« Pratique le non-agir,
fais le non-faire,
goûte le sans-saveur,
considère le petit comme le grand
et le peu comme beaucoup.
Attaque une difficulté
dans ses éléments faciles,
accomplis une grande œuvre
par de menus actes.
La chose la plus difficile au monde
se réduit finalement à des éléments faciles.
L’œuvre la plus grandiose s’accomplit nécessairement par de menus actes. »
Lao Tseu, Tao-tö king, traduction de Liou Kia-Hway, chez Gallimard.
Confinés, c’est en restant chez soi, c’est en n’effectuant pas nos tâches habituelles que nous permettons l’interruption de la circulation et de la diffusion du virus du covid-19. En ce sens, cette cessation d’activité pour la plupart d’entres nous est d’une évidente efficience, d’une salutaire efficacité.

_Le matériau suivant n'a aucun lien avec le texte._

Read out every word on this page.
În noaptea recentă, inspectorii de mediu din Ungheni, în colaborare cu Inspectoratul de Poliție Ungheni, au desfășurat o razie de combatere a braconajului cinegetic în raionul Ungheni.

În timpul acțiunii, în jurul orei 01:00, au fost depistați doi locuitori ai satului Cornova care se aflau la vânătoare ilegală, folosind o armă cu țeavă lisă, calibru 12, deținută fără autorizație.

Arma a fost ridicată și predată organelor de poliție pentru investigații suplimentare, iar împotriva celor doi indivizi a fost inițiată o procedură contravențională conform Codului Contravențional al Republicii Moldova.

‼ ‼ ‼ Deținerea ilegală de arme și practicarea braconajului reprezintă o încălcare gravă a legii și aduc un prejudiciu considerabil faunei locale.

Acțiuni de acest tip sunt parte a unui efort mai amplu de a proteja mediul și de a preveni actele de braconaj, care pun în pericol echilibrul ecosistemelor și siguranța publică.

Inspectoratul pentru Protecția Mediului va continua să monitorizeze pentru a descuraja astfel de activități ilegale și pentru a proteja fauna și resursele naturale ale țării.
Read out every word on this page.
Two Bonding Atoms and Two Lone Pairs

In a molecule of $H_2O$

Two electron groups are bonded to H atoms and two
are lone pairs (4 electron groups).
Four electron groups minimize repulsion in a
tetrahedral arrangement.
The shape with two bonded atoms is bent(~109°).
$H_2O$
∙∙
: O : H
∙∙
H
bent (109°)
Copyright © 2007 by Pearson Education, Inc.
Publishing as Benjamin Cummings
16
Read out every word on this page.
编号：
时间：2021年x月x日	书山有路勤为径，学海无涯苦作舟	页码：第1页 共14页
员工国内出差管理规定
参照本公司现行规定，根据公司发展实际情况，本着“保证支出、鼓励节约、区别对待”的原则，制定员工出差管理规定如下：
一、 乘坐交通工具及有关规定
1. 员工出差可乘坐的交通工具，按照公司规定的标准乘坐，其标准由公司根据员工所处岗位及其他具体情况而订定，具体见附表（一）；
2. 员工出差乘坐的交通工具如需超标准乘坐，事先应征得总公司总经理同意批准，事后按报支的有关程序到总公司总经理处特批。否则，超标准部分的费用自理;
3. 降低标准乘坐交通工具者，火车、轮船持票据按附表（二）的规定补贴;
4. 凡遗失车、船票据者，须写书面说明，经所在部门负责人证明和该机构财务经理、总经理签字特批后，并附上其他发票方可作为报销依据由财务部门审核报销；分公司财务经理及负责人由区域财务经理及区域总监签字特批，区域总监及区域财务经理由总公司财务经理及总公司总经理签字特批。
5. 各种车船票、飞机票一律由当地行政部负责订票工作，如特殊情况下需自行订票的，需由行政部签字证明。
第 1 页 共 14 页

D’où sa nécessité. S’il peut paraître étrange et paradoxal qu’une absence d’action, qu’un acte négligeable, puisse avoir un effet réel et positif, la pensée chinoise l’a néanmoins envisagé depuis longtemps à travers la notion pratique de wu wei qui signifie « non-agir ».
Et si Lao Tseu et Tchouang Tseu, ainsi que toute une tradition ultérieure ne semblent pas avoir examiné une situation telle que nous la vivons aujourd’hui, ils ont pour autant considéré le fait de ne pas agir, de ne pas être utile, d’être insignifiant comme étant riche de ressources insoupçonnées : le grand arbre noueux au bord du chemin ne pourra pas faire de planches ni même du bois de chauffage, mais, par cela même, il pourra prodiguer de l’ombre en été et servir d’abri, de même que c’est par le vide en elle que la cruche ou tout autre récipient peut recueillir le liquide qu’elle pourra ensuite reverser. C’est, en effet, une grande leçon qu’il n’est pas de pur néant, que le rien, que le presque rien, le moindre, le nul ou même le vide, le fade et l’obscur peuvent être des ressources et que le retrait, le repos, l’arrêt et l’absence peuvent aussi susciter de nouveaux possibles. Ainsi, la lecture des maîtres taoïstes et d’autres auteurs de cette culture chinoise ou plus largement asiatique qu’ils ont si fortement imprégnée peut être instructive et précieuse en cette période où il nous est impératif de pratiquer le « non-agir ».